これで安心して作品を世に送り出すことができる。

胸を撫でおろしていると、不意に彼が微笑を浮かべた。

「どうしたんです?」

「いえ。最初に比べて恋愛描写のリアリティがぐんと増したなと思って」

「誓野さんのおかげです」

「……翠さんは俺のことをこんなふうに見てくれたんですね」

彼のひと言でハッとする。

数々の恋愛描写は、誓野さんへ抱いた感情をありのまましたためたもの。

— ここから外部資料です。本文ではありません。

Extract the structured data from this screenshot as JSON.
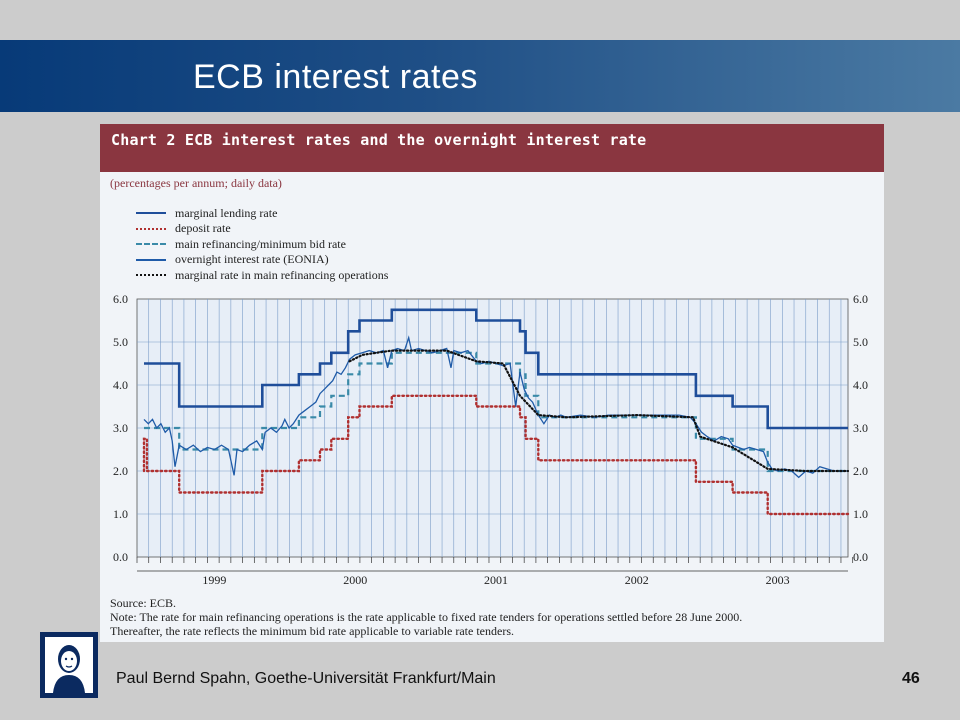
{
  "slide": {
    "title": "ECB interest rates",
    "footer": "Paul Bernd Spahn, Goethe-Universität Frankfurt/Main",
    "page_number": "46"
  },
  "colors": {
    "header_band": "#0b3d7a",
    "chart_header": "#8a3640",
    "chart_bg": "#f1f4f8",
    "grid": "#7a9cc8",
    "marginal_lending": "#1f4e9a",
    "deposit": "#b03030",
    "main_refinancing": "#3a8aa8",
    "eonia": "#1f5ba8",
    "marginal_mro": "#111111"
  },
  "chart_data": {
    "type": "line",
    "title": "Chart 2 ECB interest rates and the overnight interest rate",
    "subtitle": "(percentages per annum; daily data)",
    "xlabel": "",
    "ylabel": "",
    "x_ticks": [
      "1999",
      "2000",
      "2001",
      "2002",
      "2003"
    ],
    "xlim": [
      1998.95,
      2004.0
    ],
    "ylim": [
      0.0,
      6.0
    ],
    "y_ticks": [
      "0.0",
      "1.0",
      "2.0",
      "3.0",
      "4.0",
      "5.0",
      "6.0"
    ],
    "grid": true,
    "legend_position": "top-left",
    "series": [
      {
        "name": "marginal lending rate",
        "style": "solid-thick",
        "points": [
          [
            1999.0,
            4.5
          ],
          [
            1999.06,
            4.5
          ],
          [
            1999.06,
            4.5
          ],
          [
            1999.25,
            4.5
          ],
          [
            1999.25,
            3.5
          ],
          [
            1999.84,
            3.5
          ],
          [
            1999.84,
            4.0
          ],
          [
            2000.1,
            4.0
          ],
          [
            2000.1,
            4.25
          ],
          [
            2000.25,
            4.25
          ],
          [
            2000.25,
            4.5
          ],
          [
            2000.33,
            4.5
          ],
          [
            2000.33,
            4.75
          ],
          [
            2000.45,
            4.75
          ],
          [
            2000.45,
            5.25
          ],
          [
            2000.53,
            5.25
          ],
          [
            2000.53,
            5.5
          ],
          [
            2000.76,
            5.5
          ],
          [
            2000.76,
            5.75
          ],
          [
            2001.36,
            5.75
          ],
          [
            2001.36,
            5.5
          ],
          [
            2001.67,
            5.5
          ],
          [
            2001.67,
            5.25
          ],
          [
            2001.71,
            5.25
          ],
          [
            2001.71,
            4.75
          ],
          [
            2001.8,
            4.75
          ],
          [
            2001.8,
            4.25
          ],
          [
            2002.92,
            4.25
          ],
          [
            2002.92,
            3.75
          ],
          [
            2003.18,
            3.75
          ],
          [
            2003.18,
            3.5
          ],
          [
            2003.43,
            3.5
          ],
          [
            2003.43,
            3.0
          ],
          [
            2004.0,
            3.0
          ]
        ]
      },
      {
        "name": "deposit rate",
        "style": "dotted",
        "points": [
          [
            1999.0,
            2.0
          ],
          [
            1999.0,
            2.75
          ],
          [
            1999.02,
            2.75
          ],
          [
            1999.02,
            2.0
          ],
          [
            1999.25,
            2.0
          ],
          [
            1999.25,
            1.5
          ],
          [
            1999.84,
            1.5
          ],
          [
            1999.84,
            2.0
          ],
          [
            2000.1,
            2.0
          ],
          [
            2000.1,
            2.25
          ],
          [
            2000.25,
            2.25
          ],
          [
            2000.25,
            2.5
          ],
          [
            2000.33,
            2.5
          ],
          [
            2000.33,
            2.75
          ],
          [
            2000.45,
            2.75
          ],
          [
            2000.45,
            3.25
          ],
          [
            2000.53,
            3.25
          ],
          [
            2000.53,
            3.5
          ],
          [
            2000.76,
            3.5
          ],
          [
            2000.76,
            3.75
          ],
          [
            2001.36,
            3.75
          ],
          [
            2001.36,
            3.5
          ],
          [
            2001.67,
            3.5
          ],
          [
            2001.67,
            3.25
          ],
          [
            2001.71,
            3.25
          ],
          [
            2001.71,
            2.75
          ],
          [
            2001.8,
            2.75
          ],
          [
            2001.8,
            2.25
          ],
          [
            2002.92,
            2.25
          ],
          [
            2002.92,
            1.75
          ],
          [
            2003.18,
            1.75
          ],
          [
            2003.18,
            1.5
          ],
          [
            2003.43,
            1.5
          ],
          [
            2003.43,
            1.0
          ],
          [
            2004.0,
            1.0
          ]
        ]
      },
      {
        "name": "main refinancing/minimum bid rate",
        "style": "dashed",
        "points": [
          [
            1999.0,
            3.0
          ],
          [
            1999.25,
            3.0
          ],
          [
            1999.25,
            2.5
          ],
          [
            1999.84,
            2.5
          ],
          [
            1999.84,
            3.0
          ],
          [
            2000.1,
            3.0
          ],
          [
            2000.1,
            3.25
          ],
          [
            2000.25,
            3.25
          ],
          [
            2000.25,
            3.5
          ],
          [
            2000.33,
            3.5
          ],
          [
            2000.33,
            3.75
          ],
          [
            2000.45,
            3.75
          ],
          [
            2000.45,
            4.25
          ],
          [
            2000.53,
            4.25
          ],
          [
            2000.53,
            4.5
          ],
          [
            2000.76,
            4.5
          ],
          [
            2000.76,
            4.75
          ],
          [
            2001.36,
            4.75
          ],
          [
            2001.36,
            4.5
          ],
          [
            2001.67,
            4.5
          ],
          [
            2001.67,
            4.25
          ],
          [
            2001.71,
            4.25
          ],
          [
            2001.71,
            3.75
          ],
          [
            2001.8,
            3.75
          ],
          [
            2001.8,
            3.25
          ],
          [
            2002.92,
            3.25
          ],
          [
            2002.92,
            2.75
          ],
          [
            2003.18,
            2.75
          ],
          [
            2003.18,
            2.5
          ],
          [
            2003.43,
            2.5
          ],
          [
            2003.43,
            2.0
          ],
          [
            2004.0,
            2.0
          ]
        ]
      },
      {
        "name": "overnight interest rate (EONIA)",
        "style": "solid-thin",
        "points": [
          [
            1999.0,
            3.2
          ],
          [
            1999.03,
            3.1
          ],
          [
            1999.06,
            3.2
          ],
          [
            1999.09,
            3.0
          ],
          [
            1999.12,
            3.1
          ],
          [
            1999.15,
            2.9
          ],
          [
            1999.18,
            3.0
          ],
          [
            1999.2,
            2.7
          ],
          [
            1999.22,
            2.1
          ],
          [
            1999.25,
            2.6
          ],
          [
            1999.3,
            2.5
          ],
          [
            1999.35,
            2.6
          ],
          [
            1999.4,
            2.45
          ],
          [
            1999.45,
            2.55
          ],
          [
            1999.5,
            2.5
          ],
          [
            1999.55,
            2.6
          ],
          [
            1999.6,
            2.5
          ],
          [
            1999.64,
            1.9
          ],
          [
            1999.66,
            2.5
          ],
          [
            1999.7,
            2.45
          ],
          [
            1999.75,
            2.6
          ],
          [
            1999.8,
            2.7
          ],
          [
            1999.84,
            2.5
          ],
          [
            1999.86,
            2.9
          ],
          [
            1999.9,
            3.0
          ],
          [
            1999.94,
            2.9
          ],
          [
            1999.98,
            3.05
          ],
          [
            2000.0,
            3.2
          ],
          [
            2000.03,
            3.0
          ],
          [
            2000.06,
            3.1
          ],
          [
            2000.1,
            3.3
          ],
          [
            2000.14,
            3.4
          ],
          [
            2000.18,
            3.5
          ],
          [
            2000.22,
            3.6
          ],
          [
            2000.25,
            3.8
          ],
          [
            2000.28,
            3.9
          ],
          [
            2000.31,
            4.0
          ],
          [
            2000.34,
            4.1
          ],
          [
            2000.37,
            4.3
          ],
          [
            2000.4,
            4.25
          ],
          [
            2000.43,
            4.4
          ],
          [
            2000.46,
            4.6
          ],
          [
            2000.5,
            4.7
          ],
          [
            2000.55,
            4.75
          ],
          [
            2000.6,
            4.8
          ],
          [
            2000.65,
            4.75
          ],
          [
            2000.7,
            4.8
          ],
          [
            2000.73,
            4.4
          ],
          [
            2000.76,
            4.8
          ],
          [
            2000.8,
            4.85
          ],
          [
            2000.85,
            4.8
          ],
          [
            2000.88,
            5.1
          ],
          [
            2000.9,
            4.8
          ],
          [
            2000.95,
            4.85
          ],
          [
            2001.0,
            4.8
          ],
          [
            2001.05,
            4.75
          ],
          [
            2001.1,
            4.8
          ],
          [
            2001.15,
            4.85
          ],
          [
            2001.18,
            4.4
          ],
          [
            2001.2,
            4.8
          ],
          [
            2001.25,
            4.75
          ],
          [
            2001.3,
            4.8
          ],
          [
            2001.36,
            4.55
          ],
          [
            2001.4,
            4.5
          ],
          [
            2001.45,
            4.55
          ],
          [
            2001.5,
            4.5
          ],
          [
            2001.55,
            4.45
          ],
          [
            2001.6,
            4.5
          ],
          [
            2001.64,
            3.5
          ],
          [
            2001.67,
            4.3
          ],
          [
            2001.7,
            3.9
          ],
          [
            2001.73,
            3.7
          ],
          [
            2001.76,
            3.6
          ],
          [
            2001.8,
            3.3
          ],
          [
            2001.84,
            3.1
          ],
          [
            2001.88,
            3.3
          ],
          [
            2001.92,
            3.25
          ],
          [
            2001.96,
            3.3
          ],
          [
            2002.0,
            3.25
          ],
          [
            2002.1,
            3.3
          ],
          [
            2002.2,
            3.25
          ],
          [
            2002.3,
            3.3
          ],
          [
            2002.4,
            3.3
          ],
          [
            2002.5,
            3.3
          ],
          [
            2002.6,
            3.3
          ],
          [
            2002.7,
            3.3
          ],
          [
            2002.8,
            3.3
          ],
          [
            2002.88,
            3.25
          ],
          [
            2002.92,
            3.1
          ],
          [
            2002.96,
            2.9
          ],
          [
            2003.0,
            2.8
          ],
          [
            2003.05,
            2.7
          ],
          [
            2003.1,
            2.8
          ],
          [
            2003.15,
            2.75
          ],
          [
            2003.18,
            2.6
          ],
          [
            2003.22,
            2.55
          ],
          [
            2003.26,
            2.5
          ],
          [
            2003.3,
            2.55
          ],
          [
            2003.35,
            2.5
          ],
          [
            2003.4,
            2.45
          ],
          [
            2003.43,
            2.2
          ],
          [
            2003.46,
            2.05
          ],
          [
            2003.5,
            2.0
          ],
          [
            2003.55,
            2.05
          ],
          [
            2003.6,
            2.0
          ],
          [
            2003.65,
            1.85
          ],
          [
            2003.7,
            2.0
          ],
          [
            2003.75,
            1.95
          ],
          [
            2003.8,
            2.1
          ],
          [
            2003.85,
            2.05
          ],
          [
            2003.9,
            2.0
          ],
          [
            2003.95,
            2.0
          ],
          [
            2004.0,
            2.0
          ]
        ]
      },
      {
        "name": "marginal rate in main refinancing operations",
        "style": "dotted-black",
        "points": [
          [
            2000.46,
            4.55
          ],
          [
            2000.55,
            4.7
          ],
          [
            2000.65,
            4.75
          ],
          [
            2000.76,
            4.8
          ],
          [
            2000.9,
            4.8
          ],
          [
            2001.0,
            4.8
          ],
          [
            2001.15,
            4.8
          ],
          [
            2001.36,
            4.55
          ],
          [
            2001.55,
            4.5
          ],
          [
            2001.67,
            3.75
          ],
          [
            2001.8,
            3.3
          ],
          [
            2002.0,
            3.25
          ],
          [
            2002.5,
            3.3
          ],
          [
            2002.9,
            3.25
          ],
          [
            2002.95,
            2.8
          ],
          [
            2003.18,
            2.55
          ],
          [
            2003.43,
            2.05
          ],
          [
            2003.7,
            2.0
          ],
          [
            2004.0,
            2.0
          ]
        ]
      }
    ]
  },
  "figure": {
    "source": "Source: ECB.",
    "note_line1": "Note: The rate for main refinancing operations is the rate applicable to fixed rate tenders for operations settled before 28 June 2000.",
    "note_line2": "Thereafter, the rate reflects the minimum bid rate applicable to variable rate tenders."
  }
}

もはや彼への恋心を綴ったと言っても過言ではない。

「や、あの、それは――」

恥ずかしすぎる……!

どう言い訳しようか悩んでいると、彼は「すみません、茶化すつもりじゃなかったんですが」と苦笑した。

「作家は生々しい感情を人に伝えなきゃならない。恥ずかしがっていたら成り立ちません」

彼の言う通り、あらゆる感情を生々しく文章に込めることで、読んでいる人の共感を呼び、心を揺さぶることができるのだ。